Le lambeau déplacé coronairement est la solution de choix pour diminuer la hauteur de la couronne clinique. Le choix des incisions prendra en compte en priorité le risque esthétique après cicatrisation. Les incisions de décharge verticales seront proscrites ou déplacées dans des zones peu visibles.

La finesse de la gencive, fréquente dans ces situations, indique souvent l’association d’un apport de tissu conjonctif (Cas clinique 3).

Papilles inter-dentaires

Au niveau proximal, la présence d’une papille interdentaire remplissant l’espace dépend de la distance séparant le point de contact proximal et le sommet du septum osseux (Tarnow 1992). Lorsque cette distance est de 5 mm, le remplissage papillaire est potentiellement complet. Au delà de 6 mm le remplissage papillaire peut être partiel (Fig 4). La modification des profils prothétiques (apicalisation des points de contact proximaux) peut donc permettre un remplissage papillaire.

La reconstruction papillaire chirurgicale est peu documentée (rapports de cas). Les approches proposées n’ont pas prouvé leur prévisibilité ni fourni de données sur la stabilité à long terme (Pini Prato 2004).

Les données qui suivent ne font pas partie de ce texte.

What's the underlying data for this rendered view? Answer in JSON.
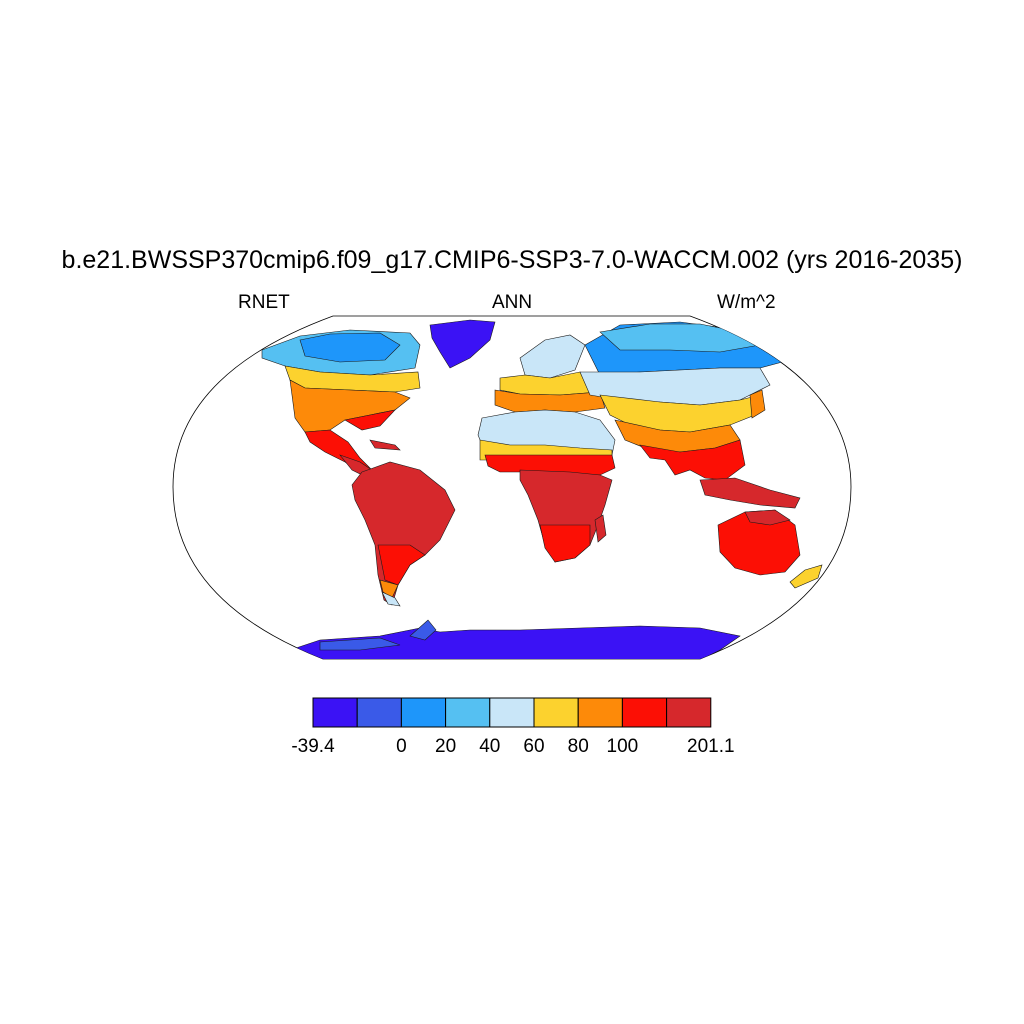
{
  "header": {
    "title": "b.e21.BWSSP370cmip6.f09_g17.CMIP6-SSP3-7.0-WACCM.002 (yrs 2016-2035)",
    "left": "RNET",
    "center": "ANN",
    "right": "W/m^2"
  },
  "map": {
    "projection": "Robinson",
    "variable": "RNET",
    "season": "ANN",
    "units": "W/m^2",
    "land_only": true
  },
  "colorbar": {
    "colors": [
      "#3b12f5",
      "#3a5ae8",
      "#1e96fa",
      "#55c0f2",
      "#c9e6f8",
      "#fcd22e",
      "#fd8a09",
      "#fc0f05",
      "#d6282c"
    ],
    "labels": [
      "-39.4",
      "",
      "0",
      "20",
      "40",
      "60",
      "80",
      "100",
      "",
      "201.1"
    ]
  }
}
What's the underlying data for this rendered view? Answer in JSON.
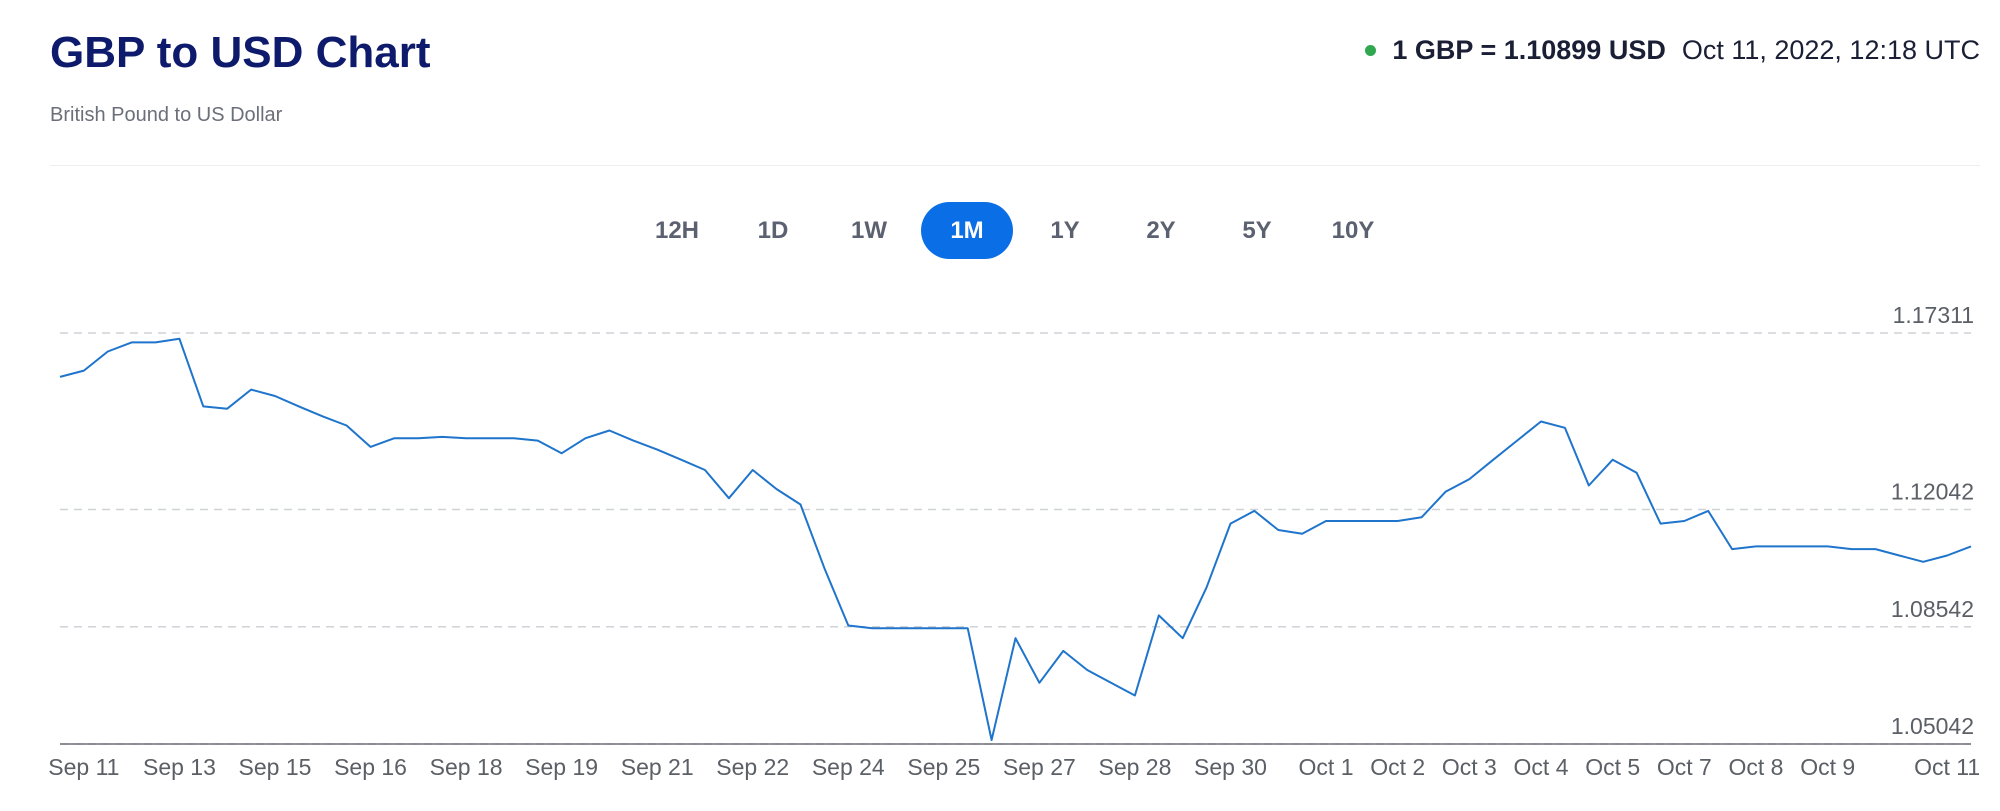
{
  "header": {
    "title": "GBP to USD Chart",
    "subtitle": "British Pound to US Dollar",
    "rate": "1 GBP = 1.10899 USD",
    "timestamp": "Oct 11, 2022, 12:18 UTC"
  },
  "range_buttons": [
    "12H",
    "1D",
    "1W",
    "1M",
    "1Y",
    "2Y",
    "5Y",
    "10Y"
  ],
  "chart_data": {
    "type": "line",
    "color": "#1f74cc",
    "categories": [
      null,
      "Sep 11",
      null,
      null,
      null,
      "Sep 13",
      null,
      null,
      null,
      "Sep 15",
      null,
      null,
      null,
      "Sep 16",
      null,
      null,
      null,
      "Sep 18",
      null,
      null,
      null,
      "Sep 19",
      null,
      null,
      null,
      "Sep 21",
      null,
      null,
      null,
      "Sep 22",
      null,
      null,
      null,
      "Sep 24",
      null,
      null,
      null,
      "Sep 25",
      null,
      null,
      null,
      "Sep 27",
      null,
      null,
      null,
      "Sep 28",
      null,
      null,
      null,
      "Sep 30",
      null,
      null,
      null,
      "Oct 1",
      null,
      null,
      "Oct 2",
      null,
      null,
      "Oct 3",
      null,
      null,
      "Oct 4",
      null,
      null,
      "Oct 5",
      null,
      null,
      "Oct 7",
      null,
      null,
      "Oct 8",
      null,
      null,
      "Oct 9",
      null,
      null,
      null,
      null,
      "Oct 11",
      null
    ],
    "values": [
      1.16,
      1.1619,
      1.1676,
      1.1703,
      1.1703,
      1.1714,
      1.1512,
      1.1505,
      1.1562,
      1.1543,
      1.1512,
      1.1482,
      1.1455,
      1.1391,
      1.1417,
      1.1417,
      1.1421,
      1.1417,
      1.1417,
      1.1417,
      1.141,
      1.1372,
      1.1417,
      1.144,
      1.141,
      1.1383,
      1.1353,
      1.1322,
      1.1238,
      1.1322,
      1.1265,
      1.1219,
      1.1029,
      1.0858,
      1.085,
      1.085,
      1.085,
      1.085,
      1.085,
      1.0516,
      1.082,
      1.0687,
      1.0782,
      1.0725,
      1.0687,
      1.0649,
      1.0888,
      1.082,
      1.0972,
      1.1162,
      1.12,
      1.1143,
      1.1132,
      1.117,
      1.117,
      1.117,
      1.117,
      1.1181,
      1.1257,
      1.1295,
      1.1353,
      1.141,
      1.1467,
      1.1448,
      1.1276,
      1.1353,
      1.1314,
      1.1162,
      1.117,
      1.12,
      1.1086,
      1.1094,
      1.1094,
      1.1094,
      1.1094,
      1.1086,
      1.1086,
      1.1067,
      1.1048,
      1.1067,
      1.1094
    ],
    "ylim": [
      1.05042,
      1.17311
    ],
    "yticks": [
      1.05042,
      1.08542,
      1.12042,
      1.17311
    ],
    "grid": true
  }
}
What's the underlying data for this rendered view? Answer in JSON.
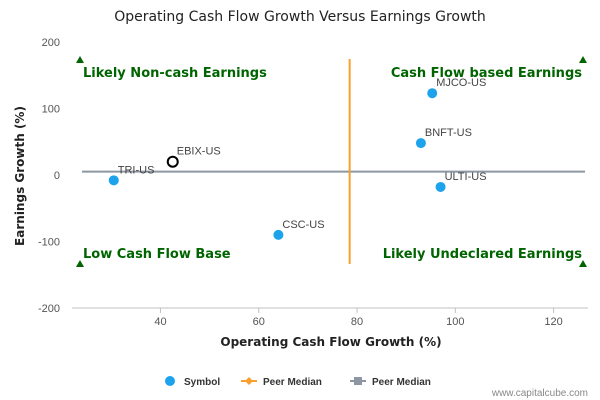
{
  "chart_data": {
    "type": "scatter",
    "title": "Operating Cash Flow Growth Versus Earnings Growth",
    "xlabel": "Operating Cash Flow Growth (%)",
    "ylabel": "Earnings Growth (%)",
    "xlim": [
      22,
      127
    ],
    "ylim": [
      -200,
      200
    ],
    "xticks": [
      40,
      60,
      80,
      100,
      120
    ],
    "yticks": [
      200,
      100,
      0,
      -100,
      -200
    ],
    "points": [
      {
        "label": "MJCO-US",
        "x": 95.3,
        "y": 123,
        "style": "filled"
      },
      {
        "label": "BNFT-US",
        "x": 93,
        "y": 48,
        "style": "filled"
      },
      {
        "label": "ULTI-US",
        "x": 97,
        "y": -18,
        "style": "filled"
      },
      {
        "label": "EBIX-US",
        "x": 42.5,
        "y": 20,
        "style": "hollow"
      },
      {
        "label": "TRI-US",
        "x": 30.5,
        "y": -8,
        "style": "filled"
      },
      {
        "label": "CSC-US",
        "x": 64,
        "y": -90,
        "style": "filled"
      }
    ],
    "peer_median_x": 78.5,
    "peer_median_y": 5,
    "quadrant_labels": [
      {
        "text": "Likely Non-cash Earnings",
        "position": "top-left"
      },
      {
        "text": "Cash Flow based Earnings",
        "position": "top-right"
      },
      {
        "text": "Low Cash Flow Base",
        "position": "bottom-left"
      },
      {
        "text": "Likely Undeclared Earnings",
        "position": "bottom-right"
      }
    ],
    "legend": [
      {
        "label": "Symbol",
        "marker": "circle",
        "color": "#1ca3ec"
      },
      {
        "label": "Peer Median",
        "marker": "diamond",
        "color": "#f7a02d"
      },
      {
        "label": "Peer Median",
        "marker": "square",
        "color": "#8d96a3"
      }
    ],
    "legend_position": "bottom-center",
    "grid": false,
    "colors": {
      "point": "#1ca3ec",
      "point_hollow_stroke": "#000000",
      "vertical_median": "#f7a02d",
      "horizontal_median": "#8d96a3",
      "quadrant_text": "#006400"
    }
  },
  "credit": "www.capitalcube.com"
}
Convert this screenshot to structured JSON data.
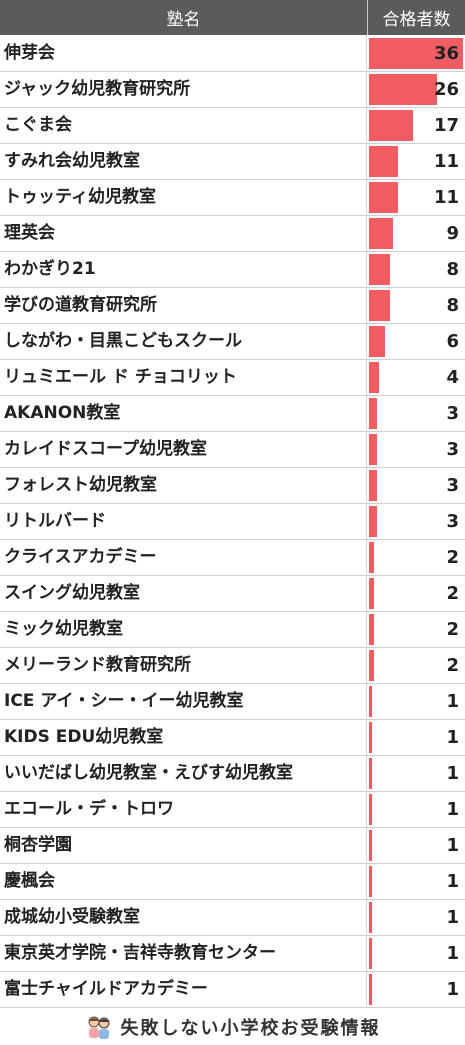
{
  "header": {
    "name_label": "塾名",
    "count_label": "合格者数"
  },
  "footer": {
    "brand": "失敗しない小学校お受験情報",
    "icon": "children-icon"
  },
  "colors": {
    "bar": "#f15c63",
    "header_bg": "#5b5b5b"
  },
  "chart_data": {
    "type": "bar",
    "orientation": "horizontal",
    "categories": [
      "伸芽会",
      "ジャック幼児教育研究所",
      "こぐま会",
      "すみれ会幼児教室",
      "トゥッティ幼児教室",
      "理英会",
      "わかぎり21",
      "学びの道教育研究所",
      "しながわ・目黒こどもスクール",
      "リュミエール ド チョコリット",
      "AKANON教室",
      "カレイドスコープ幼児教室",
      "フォレスト幼児教室",
      "リトルバード",
      "クライスアカデミー",
      "スイング幼児教室",
      "ミック幼児教室",
      "メリーランド教育研究所",
      "ICE アイ・シー・イー幼児教室",
      "KIDS EDU幼児教室",
      "いいだばし幼児教室・えびす幼児教室",
      "エコール・デ・トロワ",
      "桐杏学園",
      "慶楓会",
      "成城幼小受験教室",
      "東京英才学院・吉祥寺教育センター",
      "富士チャイルドアカデミー"
    ],
    "values": [
      36,
      26,
      17,
      11,
      11,
      9,
      8,
      8,
      6,
      4,
      3,
      3,
      3,
      3,
      2,
      2,
      2,
      2,
      1,
      1,
      1,
      1,
      1,
      1,
      1,
      1,
      1
    ],
    "xlim": [
      0,
      36
    ]
  }
}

L’attitude clinique sera donc préventive en chirurgie (préservation des septa osseux) et optimisera l’utilisation des prothèses provisoires dans les semaines suivantes.

Greffe-de-conjonctif-enfoui

Renforcement de la gencive marginale

Longtemps utilisée, la greffe épithélio-conjonctive a été peu à peu abandonnée dans les indications cliniques à demande esthétique, au profit des greffes de tissus conjonctif qui s’intègrent mieux esthétiquement.

Il ne faut cependant pas négliger les risques esthétiques de ces techniques et en particulier, la prolifération gingivale parfois observée et l’exposition du tissu conjonctif en cours de cicatrisation pouvant entrainer un pli gingival (Cas clinique 4).

On privilégiera donc un apport de tissu d’épaisseur modérée et un enfouissement complet de la greffe.

L’apport de tissu conjonctif enfoui au collet des piliers prothétiques assure un épaississement tissulaire en regard du joint prothétique garantissant une stabilité du collet dans le temps.

Aménagement des zones édentées

Au niveau des pontiques de bridge, la présence d’un défaut horizontal (Classe 1 de Siebert) peut être traitée par greffe conjonctive, de façon prévisible, y compris pour des défaut importants (Cas clinique 5).

L’association d’une composante verticale au défaut (classe 2 et 3 de Seibert) rend l’intervention plus aléatoire. Selon l’exigence des patients, plusieurs interventions peuvent s’avérer nécessaires, avec un résultat imprévisible.

Aménagement-de-crête-effondrée

Conclusion

L’intégration réussie de prothèses dans le secteur antérieur, comme ailleurs, passe par une attitude préventive de respect de l’espace biologique. Cependant le résultat esthétique est toujours la priorité, et des compromis avec la biologie sont parfois nécessaires.

La stabilité des tissus dans le temps sera fortement dépendante de la qualité gingivale. C’est pourquoi un examen préalable et précis du parodonte est systématique.

Des aménagements parodontaux seront souvent nécessaires (en particulier avec un biotype fin), et une temporisation de qualité sera une des clefs du succès. La prévisibilité des ces traitements, parfois difficile à évaluer, doit être à la hauteur du degré d’exigence des patients.

Bibliographie

1. Al Wazzan KA.The visible portion of anterior teeth at rest. J Contemp Dent Pract. 2004 Feb 15;5(1):53-62
2. Brägger U, Lauchenauer D, Lang NP. Surgical lengthening of the clinical crown. J Clin Periodontol. 1992 Jan;19(1):58-63
3. Ericsson I, Lindhe J. Recession in sites with inadequate width of the keratinized gingiva. An experimental study in the dog. J Clin Periodontol. 1984 Feb;11(2):95-103
4. Olsson M, Lindhe J. Periodontal characteristics in individuals with varying form of the upper central incisors. J Clin Periodontol. 1991 Jan;18(1):78-82
5. Prato GP, Rotundo R, Cortellini P, Tinti C, Azzi R. Interdental papilla management: a review and classification of the therapeutic approaches. Int J Periodontics Restorative Dent. 2004 Jun;24(3):246-55
6. Seibert JS. Ridge augmentation to enhance esthetics in fixed prosthetic treatment. Compendium. 1991 Aug;12(8):548, 550, 552 passim.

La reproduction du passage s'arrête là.